- Theatrical release poster
- Directed by: Derwin Abrahams
- Screenplay by: Ronald Davidson J. Benton Cheney
- Produced by: Louis Gray
- Starring: Jimmy Wakely Dub Taylor Jan Bryant Douglas Evans Claire Whitney William Ruhl
- Cinematography: Harry Neumann
- Edited by: Carl Pierson
- Production company: Monogram Pictures
- Distributed by: Monogram Pictures
- Release date: July 11, 1948;
- Running time: 57 minutes
- Country: United States
- Language: English

= Cowboy Cavalier =

1948 American western film

Cowboy Cavalier is a 1948 American Western film directed by Derwin Abrahams and written by Ronald Davidson and J. Benton Cheney. The film stars Jimmy Wakely, Dub Taylor, Jan Bryant, Douglas Evans, Claire Whitney and William Ruhl. The film was released on July 11, 1948, by Monogram Pictures.

==Plot==
In the Old West, Mary Croft operates a stage line with the help of her foreman, Jimmy Wakely and his pal, Cannonball. Mary's daughter, Pat, returns to town with newcomer, Lance Regan, to whom she is attracted. Lance tells Mary he was recently a prison guard where he met her friend, Pat Collins, an inmate, who referred him to her for a job. Mary hires Regan as a guard. It is revealed that Regan's actual purpose is to use his job as insider to coordinate stage robberies with his gang. Regan purposefully deserts an ambush forcing Jimmy and Cannonball to chase off the robbers by themselves. Jimmy tells Mary to fire Regan for his desertion, but Regan convinces her otherwise.

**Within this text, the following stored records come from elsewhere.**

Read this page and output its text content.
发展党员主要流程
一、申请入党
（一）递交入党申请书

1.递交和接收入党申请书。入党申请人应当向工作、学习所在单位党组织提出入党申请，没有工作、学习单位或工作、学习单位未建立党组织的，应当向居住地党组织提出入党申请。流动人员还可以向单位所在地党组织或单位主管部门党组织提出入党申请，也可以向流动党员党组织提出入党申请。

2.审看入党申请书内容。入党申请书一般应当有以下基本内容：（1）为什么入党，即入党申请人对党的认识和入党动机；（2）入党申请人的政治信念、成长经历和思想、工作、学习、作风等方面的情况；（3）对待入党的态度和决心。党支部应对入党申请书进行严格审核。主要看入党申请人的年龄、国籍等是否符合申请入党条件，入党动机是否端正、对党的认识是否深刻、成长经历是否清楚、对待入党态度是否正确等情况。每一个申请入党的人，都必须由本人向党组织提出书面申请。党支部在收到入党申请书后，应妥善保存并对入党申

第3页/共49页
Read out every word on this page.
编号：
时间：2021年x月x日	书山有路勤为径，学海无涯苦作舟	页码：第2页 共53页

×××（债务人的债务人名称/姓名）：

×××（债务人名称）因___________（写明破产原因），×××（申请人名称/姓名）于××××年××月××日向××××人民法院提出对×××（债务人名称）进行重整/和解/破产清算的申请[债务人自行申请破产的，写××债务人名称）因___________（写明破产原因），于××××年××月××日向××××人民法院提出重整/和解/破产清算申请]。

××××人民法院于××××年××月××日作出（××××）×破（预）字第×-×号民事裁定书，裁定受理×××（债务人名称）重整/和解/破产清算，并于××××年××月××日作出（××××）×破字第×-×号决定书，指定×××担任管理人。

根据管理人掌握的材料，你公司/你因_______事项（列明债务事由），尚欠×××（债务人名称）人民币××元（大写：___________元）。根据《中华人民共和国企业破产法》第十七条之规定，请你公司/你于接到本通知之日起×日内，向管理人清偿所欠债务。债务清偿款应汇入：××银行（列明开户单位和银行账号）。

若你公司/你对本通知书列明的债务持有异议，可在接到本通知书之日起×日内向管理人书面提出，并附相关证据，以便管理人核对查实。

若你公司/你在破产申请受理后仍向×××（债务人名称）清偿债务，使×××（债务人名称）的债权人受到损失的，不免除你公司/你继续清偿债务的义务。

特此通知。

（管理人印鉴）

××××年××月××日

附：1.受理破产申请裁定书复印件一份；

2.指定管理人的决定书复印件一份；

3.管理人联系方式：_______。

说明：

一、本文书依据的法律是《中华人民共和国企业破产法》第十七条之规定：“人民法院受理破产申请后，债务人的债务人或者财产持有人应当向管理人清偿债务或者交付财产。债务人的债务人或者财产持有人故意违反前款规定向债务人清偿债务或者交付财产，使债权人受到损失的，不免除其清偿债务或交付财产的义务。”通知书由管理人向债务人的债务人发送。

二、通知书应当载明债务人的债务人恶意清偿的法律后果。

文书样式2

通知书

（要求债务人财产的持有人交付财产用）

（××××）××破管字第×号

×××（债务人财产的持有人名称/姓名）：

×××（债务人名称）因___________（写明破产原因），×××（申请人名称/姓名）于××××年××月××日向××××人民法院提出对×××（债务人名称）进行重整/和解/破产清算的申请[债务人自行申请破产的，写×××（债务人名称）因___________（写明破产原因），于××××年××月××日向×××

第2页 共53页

Jimmy suspects Mary's refusal to fire Regan suggests he is blackmailing her, and he visits Collins on a prison work crew. Collins reveals that he and Mary were once married and that Pat is their daughter. Collins disclosed that to Regan, who was a fellow prisoner, and now Reagan is using the story to blackmail Mary who does not want others to know of her relationship to Collins.

Regan kills Pete Morris and steals his gold mine claim papers after he overhears Pete tell Mary of his good fortune. Regan's next move is to steal a gold bullion shipment deposited in the Croft's safe. Collins breaks out of prison and tries to stop Regan, but is subdued and forced by Regan and his gang to open the office safe containing the bullion. Jimmy intervenes, chasing the henchman from the Croft's office. With evidence mounting against him, Regan flees on a buckboard pursued by Jimmy. A gunfight ensues and the chase ends when Jimmy shoots Regan dead.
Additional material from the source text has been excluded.